Nalanda BCA College
- Motto: Quality Education with Government Specified Fees
- Type: Education and Private institution
- Established: 2008
- Principal: Manjula Rottimath
- Location: Hubli, Karnataka, India 15°21′53.29″N 75°14′12.5″E﻿ / ﻿15.3648028°N 75.236806°E
- Nickname: NALANDians
- Website: http://nbca.in

= Nalanda BCA College =

Private college in Karnataka, India

Nalanda BCA College Vidyaranya, Gadag Road, Bhadiwad, Hubli, in the Indian state of Karnataka offers a 3 year Bachelor of Computer Application Degree Course. It was founded in 2008. The college works under the aegis of "Sidhu Vidya Samsthe" a charitable nonprofit educational trust. It was registered under Bombay Trust Act 1951 at Charity Commissioner Office Belgaum on 8 August 2000.

==History==
"Nalanda" is a Sanskrit word meaning 'Continuous Education Charity'.
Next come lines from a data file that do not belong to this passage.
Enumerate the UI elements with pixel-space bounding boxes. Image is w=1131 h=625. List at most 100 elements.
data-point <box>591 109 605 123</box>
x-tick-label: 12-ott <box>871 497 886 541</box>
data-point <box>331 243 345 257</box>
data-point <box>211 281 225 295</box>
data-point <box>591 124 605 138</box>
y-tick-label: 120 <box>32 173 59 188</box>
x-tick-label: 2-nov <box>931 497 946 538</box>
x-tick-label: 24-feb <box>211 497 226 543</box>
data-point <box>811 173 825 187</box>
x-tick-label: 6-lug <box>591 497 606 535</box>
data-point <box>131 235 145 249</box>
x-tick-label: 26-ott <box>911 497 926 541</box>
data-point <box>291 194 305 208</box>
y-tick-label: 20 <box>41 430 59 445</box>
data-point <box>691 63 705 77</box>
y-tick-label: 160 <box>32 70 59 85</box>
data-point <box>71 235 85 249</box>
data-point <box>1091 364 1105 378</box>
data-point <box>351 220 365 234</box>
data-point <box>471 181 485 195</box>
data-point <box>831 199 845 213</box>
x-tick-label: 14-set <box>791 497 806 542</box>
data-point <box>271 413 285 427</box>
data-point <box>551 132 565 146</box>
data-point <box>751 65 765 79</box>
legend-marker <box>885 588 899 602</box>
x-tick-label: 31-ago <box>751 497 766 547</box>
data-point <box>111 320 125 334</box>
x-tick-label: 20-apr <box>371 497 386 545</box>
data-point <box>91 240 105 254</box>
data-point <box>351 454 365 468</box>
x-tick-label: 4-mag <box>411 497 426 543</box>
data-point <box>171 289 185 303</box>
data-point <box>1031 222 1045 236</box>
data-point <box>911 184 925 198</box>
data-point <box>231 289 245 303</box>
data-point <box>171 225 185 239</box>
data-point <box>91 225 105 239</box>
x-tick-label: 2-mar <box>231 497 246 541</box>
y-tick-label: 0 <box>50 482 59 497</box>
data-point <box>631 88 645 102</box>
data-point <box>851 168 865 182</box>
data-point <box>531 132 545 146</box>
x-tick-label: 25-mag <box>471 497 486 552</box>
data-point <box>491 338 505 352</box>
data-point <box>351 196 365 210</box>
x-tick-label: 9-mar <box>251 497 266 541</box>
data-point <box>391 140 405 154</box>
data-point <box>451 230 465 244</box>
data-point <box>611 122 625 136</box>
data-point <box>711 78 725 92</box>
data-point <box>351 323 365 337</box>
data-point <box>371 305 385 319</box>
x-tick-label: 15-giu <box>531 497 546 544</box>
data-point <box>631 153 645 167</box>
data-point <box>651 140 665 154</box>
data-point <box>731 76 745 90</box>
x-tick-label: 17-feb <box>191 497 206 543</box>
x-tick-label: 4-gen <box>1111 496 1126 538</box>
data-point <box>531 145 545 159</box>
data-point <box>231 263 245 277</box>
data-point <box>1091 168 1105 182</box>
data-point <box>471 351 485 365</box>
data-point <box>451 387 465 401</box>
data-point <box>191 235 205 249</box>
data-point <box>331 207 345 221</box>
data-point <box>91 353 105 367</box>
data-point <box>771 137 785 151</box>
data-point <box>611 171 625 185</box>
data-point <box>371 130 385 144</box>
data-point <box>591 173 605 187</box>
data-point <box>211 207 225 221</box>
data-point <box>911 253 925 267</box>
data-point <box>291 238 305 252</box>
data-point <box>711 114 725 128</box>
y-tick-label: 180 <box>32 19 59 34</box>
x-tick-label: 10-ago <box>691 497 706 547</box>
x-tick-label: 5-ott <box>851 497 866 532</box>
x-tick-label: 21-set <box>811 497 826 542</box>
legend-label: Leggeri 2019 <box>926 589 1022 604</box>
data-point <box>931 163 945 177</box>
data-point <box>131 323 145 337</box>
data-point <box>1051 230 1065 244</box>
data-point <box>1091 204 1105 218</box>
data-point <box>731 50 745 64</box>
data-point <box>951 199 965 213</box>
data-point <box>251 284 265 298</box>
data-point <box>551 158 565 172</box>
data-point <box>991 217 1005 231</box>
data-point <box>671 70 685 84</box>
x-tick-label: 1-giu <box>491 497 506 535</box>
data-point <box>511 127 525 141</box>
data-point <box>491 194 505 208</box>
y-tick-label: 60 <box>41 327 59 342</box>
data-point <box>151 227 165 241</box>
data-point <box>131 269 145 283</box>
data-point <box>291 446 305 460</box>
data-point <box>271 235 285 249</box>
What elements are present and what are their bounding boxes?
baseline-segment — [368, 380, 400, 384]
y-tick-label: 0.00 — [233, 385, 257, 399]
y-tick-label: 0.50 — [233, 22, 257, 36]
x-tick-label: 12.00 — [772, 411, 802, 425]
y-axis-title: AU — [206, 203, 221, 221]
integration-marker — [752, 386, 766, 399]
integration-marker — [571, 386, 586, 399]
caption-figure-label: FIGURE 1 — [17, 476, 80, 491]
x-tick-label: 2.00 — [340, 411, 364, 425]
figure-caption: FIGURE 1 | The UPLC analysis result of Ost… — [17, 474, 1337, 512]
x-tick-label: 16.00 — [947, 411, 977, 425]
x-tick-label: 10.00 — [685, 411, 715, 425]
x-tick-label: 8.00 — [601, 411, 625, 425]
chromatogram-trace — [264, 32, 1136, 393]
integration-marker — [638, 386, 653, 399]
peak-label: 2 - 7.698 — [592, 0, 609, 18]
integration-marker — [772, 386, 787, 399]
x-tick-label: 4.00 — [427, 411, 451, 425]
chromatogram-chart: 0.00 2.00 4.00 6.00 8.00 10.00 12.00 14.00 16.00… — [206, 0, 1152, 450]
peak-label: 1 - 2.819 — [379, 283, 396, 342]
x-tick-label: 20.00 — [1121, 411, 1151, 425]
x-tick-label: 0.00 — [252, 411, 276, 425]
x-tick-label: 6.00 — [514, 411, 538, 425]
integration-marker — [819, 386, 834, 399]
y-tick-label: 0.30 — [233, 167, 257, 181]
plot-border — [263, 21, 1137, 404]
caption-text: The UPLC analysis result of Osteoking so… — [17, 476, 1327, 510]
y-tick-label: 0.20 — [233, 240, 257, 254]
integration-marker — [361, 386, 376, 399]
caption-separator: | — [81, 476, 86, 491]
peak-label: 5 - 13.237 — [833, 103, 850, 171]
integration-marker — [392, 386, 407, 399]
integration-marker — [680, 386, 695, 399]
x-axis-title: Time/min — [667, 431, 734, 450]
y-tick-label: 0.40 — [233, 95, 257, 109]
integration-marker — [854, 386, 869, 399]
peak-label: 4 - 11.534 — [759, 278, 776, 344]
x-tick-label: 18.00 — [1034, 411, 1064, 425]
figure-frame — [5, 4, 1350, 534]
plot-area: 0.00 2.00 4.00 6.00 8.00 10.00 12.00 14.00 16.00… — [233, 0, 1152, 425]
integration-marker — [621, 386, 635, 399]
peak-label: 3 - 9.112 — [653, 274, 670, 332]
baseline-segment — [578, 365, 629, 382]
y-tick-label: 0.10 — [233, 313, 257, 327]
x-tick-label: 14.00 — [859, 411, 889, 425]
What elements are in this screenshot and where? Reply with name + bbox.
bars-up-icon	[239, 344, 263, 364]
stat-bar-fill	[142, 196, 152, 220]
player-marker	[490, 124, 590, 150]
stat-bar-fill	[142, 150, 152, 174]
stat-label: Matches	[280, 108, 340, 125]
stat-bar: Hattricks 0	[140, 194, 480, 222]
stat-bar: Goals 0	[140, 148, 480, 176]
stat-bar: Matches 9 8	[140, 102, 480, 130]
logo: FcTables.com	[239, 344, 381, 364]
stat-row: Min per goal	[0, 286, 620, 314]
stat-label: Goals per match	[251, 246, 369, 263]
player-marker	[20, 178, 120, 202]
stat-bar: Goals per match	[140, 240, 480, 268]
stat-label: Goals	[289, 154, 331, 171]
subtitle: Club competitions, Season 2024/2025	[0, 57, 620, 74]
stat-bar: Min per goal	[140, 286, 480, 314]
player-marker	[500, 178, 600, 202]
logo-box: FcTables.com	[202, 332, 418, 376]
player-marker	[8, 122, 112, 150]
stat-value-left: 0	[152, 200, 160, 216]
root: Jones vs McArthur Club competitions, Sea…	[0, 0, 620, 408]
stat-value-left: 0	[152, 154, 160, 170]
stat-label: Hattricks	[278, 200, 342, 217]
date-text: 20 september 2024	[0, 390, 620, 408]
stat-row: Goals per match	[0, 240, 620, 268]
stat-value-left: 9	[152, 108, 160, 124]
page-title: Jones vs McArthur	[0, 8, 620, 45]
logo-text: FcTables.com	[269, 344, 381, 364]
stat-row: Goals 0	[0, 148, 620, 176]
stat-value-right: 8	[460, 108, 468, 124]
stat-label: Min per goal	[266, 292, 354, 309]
Nalanda BCA college was founded in 2008 by shri H.S.Nabhapur chairman Sidhu Vidya Samsthe.

==Campus==
Spread across over 4 acres, the Campus contains various buildings with old architecture. Its amenities include class rooms, libraries, laboratories and a playground.

==Educational Programs==
The Bachelor of Computer Applications (BCA) is a three year degree program with an annual enrolment of 50 students. The program is spread over six semesters and affiliated to Karnatak University Dharwad.